The Alameda County Board of Supervisors is by far the most stable elected body in the East Bay. But after 24 years at the helm of the Tri-Valley and Fremont District 1, Supervisor Scott Haggerty is retiring. This year mark the first time the general region has seen a competitive race for supervisor since Haggerty was first elected in 1996. Amazingly, this contest has featured enough action to almost fill the more than two decade that Haggerty never even faced one challenger. Dublin Mayor David Haubert and Fremont Councilmember Vinnie Bacon were not the candidates most believed would advance from the March primary, but both have pulled no punches for months.

One notable difference is Haubert’s change in strategy from the primary and Bacon’s decision to stick to an anti-developer script he’s used to win two terms on the Fremont City Council and a first-place finish in the March primary. In some ways, Haubert, with his access to large amount of contributions from housing developers, represented Bacon’s preferred candidate among the field of primary supervisorial candidates. Just like the primary, Bacon has hammered Haubert for having a campaign war chest of more than $400,000 that is larded with developer money. Bacon’s odd mix of progressive and NIMBY politics resonates with many suburban homeowners in the Tri-Valley and Fremont. So does his own description of being a “clean money” candidate who does not accept contributions from developers and special interests.
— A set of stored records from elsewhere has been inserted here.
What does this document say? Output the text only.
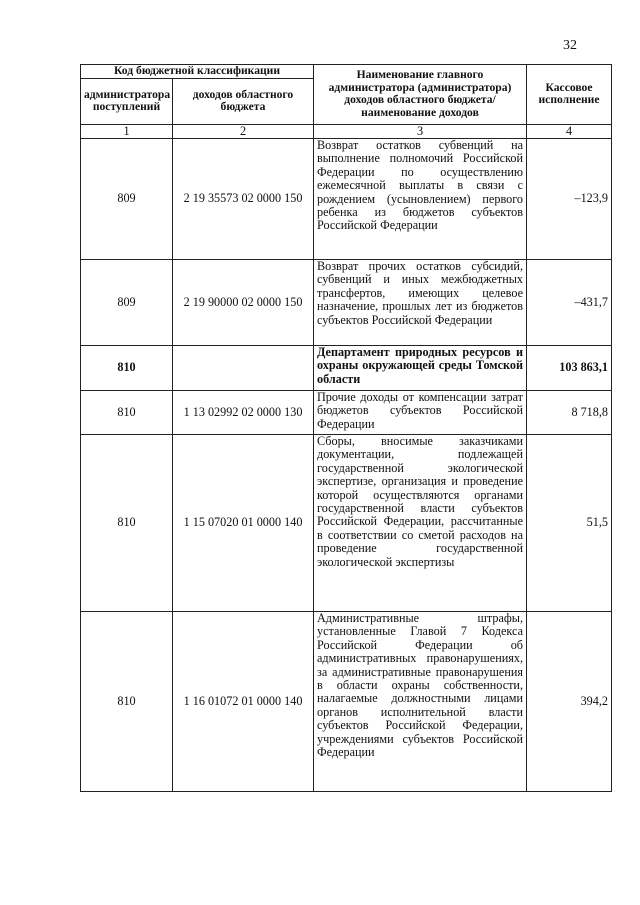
32
Код бюджетной классификации		Наименование главного администратора (администратора) доходов областного бюджета/ наименование доходов	Кассовое исполнение
администратора поступлений	доходов областного бюджета		
1	2	3	4
809	2 19 35573 02 0000 150	Возврат остатков субвенций на выполнение полномочий Российской Федерации по осуществлению ежемесячной выплаты в связи с рождением (усыновлением) первого ребенка из бюджетов субъектов Российской Федерации	–123,9
809	2 19 90000 02 0000 150	Возврат прочих остатков субсидий, субвенций и иных межбюджетных трансфертов, имеющих целевое назначение, прошлых лет из бюджетов субъектов Российской Федерации	–431,7
810		Департамент природных ресурсов и охраны окружающей среды Томской области	103 863,1
810	1 13 02992 02 0000 130	Прочие доходы от компенсации затрат бюджетов субъектов Российской Федерации	8 718,8
810	1 15 07020 01 0000 140	Сборы, вносимые заказчиками документации, подлежащей государственной экологической экспертизе, организация и проведение которой осуществляются органами государственной власти субъектов Российской Федерации, рассчитанные в соответствии со сметой расходов на проведение государственной экологической экспертизы	51,5
810	1 16 01072 01 0000 140	Административные штрафы, установленные Главой 7 Кодекса Российской Федерации об административных правонарушениях, за административные правонарушения в области охраны собственности, налагаемые должностными лицами органов исполнительной власти субъектов Российской Федерации, учреждениями субъектов Российской Федерации	394,2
However, until this fall supervisorial race, Bacon never faced the kind of pushback he’s seen from Haubert’s campaign. The “clean money” script was flipped by Haubert when he charged Bacon’s overreliance on large donations from his own pocket and family members as evidence that Bacon is attempting to buy the District 1 seat.

Primary candidates: Melissa Hernandez, David Haubert, Bob Wieckowski, and Vinnie Bacon at a forum last January in Pleasanton.

Potentially more damaging to Bacon’s campaign, Haubert began painstakingly using his opponent’s past campaign finance violations to undercut the righteousness of Bacon’s “clean money” pledge. The onslaught continued when T.J. Dhami, a prominent Sikh businessman reported that Bacon had left him a threatening voicemail in late September. Bacon did not apologize for the voicemail, in which he suggested Dhami’s participation in local Democratic Party politics will be over because he was helping Haubert’s campaign.

OUTLOOK: Haubert’s assault on Bacon’s integrity throughout this campaign is necessitated, of course, because Bacon’s position speaks to both halves of District 1. This race comes down to voter outreach, which is proving to be maddening to gauge during a pandemic. Do residents unfamiliar with Bacon in the Tri-Valley know about the hits being made against his character? Like in life, money can paper over a lot of your problems. The money disparity in this race is extreme. As of the most recent reporting period, Haubert’s $200,000 in campaign cash reserves swamped Bacon’s 62,000. The difference is likely even larger when new reports are released soon. It’s very questionable that Bacon can be making the same consistent case against Haubert with so little money. It’s also very disconcerting that Bacon is not making more hay out of Haubert being an independent and former Republican. In Alameda County, more people than ever before are likely to vote in this November’s election. The increase is due to a passion to unseat President Trump. Linking Haubert to Trump like Rebecca Bauer-Kahan deftly did to upset Republican Tri-Valley Assemblymember Catharine Baker two years ago seems like a winning strategy and potentially a missed opportunity that could cost Bacon this election, if it’s the nail biter most predict.